Le penseur sociologue Michel Colucci avait synthétisé cruellement ses recherches sur les fauteurs de grève : « Les syndicalistes ont tellement l’habitude de ne rien faire que lorsqu’ils font grève, ils appellent ça une journée d’action. »
Vestale du trotskisme, Arlette n’aurait jamais pu écouter les conseils d’un vieux stalinien, le très réactionnaire Maurice Thorez, secrétaire du PCF qui se méfiait de ces mouvements mal maîtrisés. « Il faut savoir terminer une grève » affirmait-il.
Et Philippe Bouvard qui n’avait pourtant rien d’une courroie de transmission moscoutaire, lui venait fraternellement en aide : « Une grève est un mouvement organisé par des salariés pour réclamer le paiement des jours où ils n’ont pas travaillé ».
Alors que le féminisme n’avait pas encore envahi nos ondes, une question impertinente sur le genre m’avait déjà trotté dans la tête.

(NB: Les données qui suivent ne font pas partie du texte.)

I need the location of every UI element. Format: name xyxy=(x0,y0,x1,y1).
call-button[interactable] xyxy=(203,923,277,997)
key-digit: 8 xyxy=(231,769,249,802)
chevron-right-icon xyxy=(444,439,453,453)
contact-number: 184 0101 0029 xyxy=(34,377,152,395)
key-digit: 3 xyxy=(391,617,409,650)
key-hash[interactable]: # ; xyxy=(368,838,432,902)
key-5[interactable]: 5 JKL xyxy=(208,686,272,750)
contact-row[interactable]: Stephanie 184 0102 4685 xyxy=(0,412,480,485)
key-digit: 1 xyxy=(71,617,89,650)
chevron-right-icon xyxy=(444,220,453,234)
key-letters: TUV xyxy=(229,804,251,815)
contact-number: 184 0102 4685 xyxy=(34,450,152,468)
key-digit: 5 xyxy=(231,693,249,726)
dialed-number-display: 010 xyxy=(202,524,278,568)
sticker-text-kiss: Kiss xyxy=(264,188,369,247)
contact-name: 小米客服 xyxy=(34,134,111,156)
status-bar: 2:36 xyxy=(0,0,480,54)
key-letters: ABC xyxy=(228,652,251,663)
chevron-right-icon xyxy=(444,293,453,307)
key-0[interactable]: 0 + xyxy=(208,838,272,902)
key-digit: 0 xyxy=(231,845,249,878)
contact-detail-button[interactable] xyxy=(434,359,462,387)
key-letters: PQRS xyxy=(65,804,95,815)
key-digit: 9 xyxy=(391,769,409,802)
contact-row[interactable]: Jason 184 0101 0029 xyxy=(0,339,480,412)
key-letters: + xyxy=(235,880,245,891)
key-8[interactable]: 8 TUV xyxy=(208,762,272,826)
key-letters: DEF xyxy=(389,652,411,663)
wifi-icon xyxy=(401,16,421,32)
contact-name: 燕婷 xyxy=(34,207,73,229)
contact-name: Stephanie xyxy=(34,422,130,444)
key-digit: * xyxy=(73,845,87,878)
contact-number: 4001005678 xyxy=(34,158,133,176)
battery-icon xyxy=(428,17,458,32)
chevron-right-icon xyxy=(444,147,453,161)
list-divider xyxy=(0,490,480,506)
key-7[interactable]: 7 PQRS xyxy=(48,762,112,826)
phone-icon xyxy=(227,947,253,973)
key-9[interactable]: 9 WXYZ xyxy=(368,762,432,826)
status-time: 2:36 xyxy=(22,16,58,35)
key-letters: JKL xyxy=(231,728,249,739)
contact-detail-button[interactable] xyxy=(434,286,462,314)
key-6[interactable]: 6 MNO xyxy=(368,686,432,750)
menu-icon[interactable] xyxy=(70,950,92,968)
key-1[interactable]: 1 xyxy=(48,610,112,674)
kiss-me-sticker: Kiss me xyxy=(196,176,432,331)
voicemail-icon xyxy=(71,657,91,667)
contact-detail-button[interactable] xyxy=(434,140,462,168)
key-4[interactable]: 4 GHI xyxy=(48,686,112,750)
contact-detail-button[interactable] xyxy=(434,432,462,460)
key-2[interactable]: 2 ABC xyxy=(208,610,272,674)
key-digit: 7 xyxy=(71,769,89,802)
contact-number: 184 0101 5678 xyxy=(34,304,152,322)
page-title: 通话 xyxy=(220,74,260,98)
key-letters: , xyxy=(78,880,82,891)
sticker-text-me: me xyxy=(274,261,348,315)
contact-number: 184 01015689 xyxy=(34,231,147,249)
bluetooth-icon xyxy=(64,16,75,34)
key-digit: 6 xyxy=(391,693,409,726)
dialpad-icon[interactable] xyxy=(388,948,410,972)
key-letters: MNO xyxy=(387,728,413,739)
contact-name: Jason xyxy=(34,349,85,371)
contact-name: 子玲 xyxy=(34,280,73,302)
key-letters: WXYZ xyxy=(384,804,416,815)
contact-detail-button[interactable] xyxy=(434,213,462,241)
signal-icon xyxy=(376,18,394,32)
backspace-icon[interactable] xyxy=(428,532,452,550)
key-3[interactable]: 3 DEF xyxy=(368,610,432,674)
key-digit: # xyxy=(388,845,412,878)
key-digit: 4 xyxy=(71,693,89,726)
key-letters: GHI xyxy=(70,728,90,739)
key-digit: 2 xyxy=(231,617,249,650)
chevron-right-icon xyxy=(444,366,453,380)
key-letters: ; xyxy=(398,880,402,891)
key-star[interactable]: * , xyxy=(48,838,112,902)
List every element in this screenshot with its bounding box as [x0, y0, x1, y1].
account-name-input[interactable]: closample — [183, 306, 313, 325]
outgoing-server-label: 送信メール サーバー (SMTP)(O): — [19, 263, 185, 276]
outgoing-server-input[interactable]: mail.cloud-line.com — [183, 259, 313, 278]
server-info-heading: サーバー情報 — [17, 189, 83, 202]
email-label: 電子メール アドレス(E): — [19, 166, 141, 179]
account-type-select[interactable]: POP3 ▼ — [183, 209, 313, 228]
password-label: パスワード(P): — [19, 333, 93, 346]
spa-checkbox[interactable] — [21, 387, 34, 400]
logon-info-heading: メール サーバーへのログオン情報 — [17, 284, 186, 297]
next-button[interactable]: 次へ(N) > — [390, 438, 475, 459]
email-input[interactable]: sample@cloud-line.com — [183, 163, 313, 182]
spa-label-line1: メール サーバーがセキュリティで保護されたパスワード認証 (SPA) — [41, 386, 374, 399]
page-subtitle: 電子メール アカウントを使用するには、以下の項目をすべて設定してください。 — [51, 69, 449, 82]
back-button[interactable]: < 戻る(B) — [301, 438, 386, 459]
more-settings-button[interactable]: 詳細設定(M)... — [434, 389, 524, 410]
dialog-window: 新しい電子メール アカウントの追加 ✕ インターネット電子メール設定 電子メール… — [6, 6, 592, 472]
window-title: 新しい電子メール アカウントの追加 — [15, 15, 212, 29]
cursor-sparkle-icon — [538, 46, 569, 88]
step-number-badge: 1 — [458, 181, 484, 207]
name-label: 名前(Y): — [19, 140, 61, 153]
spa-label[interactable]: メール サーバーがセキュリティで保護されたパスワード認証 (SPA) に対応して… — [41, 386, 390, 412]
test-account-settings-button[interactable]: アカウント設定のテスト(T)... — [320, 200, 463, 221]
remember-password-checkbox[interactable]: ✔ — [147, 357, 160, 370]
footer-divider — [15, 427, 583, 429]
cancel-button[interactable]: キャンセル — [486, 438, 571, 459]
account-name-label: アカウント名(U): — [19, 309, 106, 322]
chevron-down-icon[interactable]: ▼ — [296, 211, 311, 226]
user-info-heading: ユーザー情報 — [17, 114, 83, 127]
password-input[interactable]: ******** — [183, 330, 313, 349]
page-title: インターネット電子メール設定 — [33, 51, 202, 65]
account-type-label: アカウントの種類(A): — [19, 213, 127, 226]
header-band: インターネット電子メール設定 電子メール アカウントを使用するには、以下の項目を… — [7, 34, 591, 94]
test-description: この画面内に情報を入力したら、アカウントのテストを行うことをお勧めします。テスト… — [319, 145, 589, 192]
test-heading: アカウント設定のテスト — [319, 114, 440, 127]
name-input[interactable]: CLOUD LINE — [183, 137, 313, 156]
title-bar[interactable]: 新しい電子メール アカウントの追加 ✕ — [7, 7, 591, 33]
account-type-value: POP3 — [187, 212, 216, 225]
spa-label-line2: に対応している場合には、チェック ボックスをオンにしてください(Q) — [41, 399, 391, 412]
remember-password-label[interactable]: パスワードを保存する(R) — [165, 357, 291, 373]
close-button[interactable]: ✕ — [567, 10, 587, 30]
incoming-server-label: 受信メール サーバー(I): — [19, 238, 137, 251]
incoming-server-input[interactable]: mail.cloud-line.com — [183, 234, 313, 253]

Pourquoi dénoncer la pratique illégale des « piquets de grève » et ne pas stigmatiser celle de « la piquée de grèves ».
Pour ma part, si j’avais déjà été une féministe militante, à l’image de notre syndicalo-gauchiste, (cela ne saurait tarder, je suis à la veille d’entreprendre une carrière de chanteuse réaliste) je me serais réclamé de Lysistrata, créature à la beauté légendaire. Elle reste à tout jamais la mère de toutes les grèves, celle du sexe. « Pour arrêter la guerre, refusez-vous à vos maris ».
Qu’importe, en 2008 Mademoiselle Laguiller tomba par terre, peut-être par la faute à Voltaire. Le nez dans le ruisseau certainement pas par celle de Rousseau qui n’avait pas encore glissé un orteil gracieux sur l’échiquier de l’écologie politique. Quelques proches de l’urticante Sandrine avaient déjà eu la chance d’apprécier son humour décalé mais le temps de ses triomphes médiatiques n’était pas encore venu. C’est son opiniâtreté, qui lui permet désormais de fournir à la politique ce que l’Akoya offre à la joaillerie : des perles qui ne doivent rien à la culture. Mais revenons à la grève, perlée ou non.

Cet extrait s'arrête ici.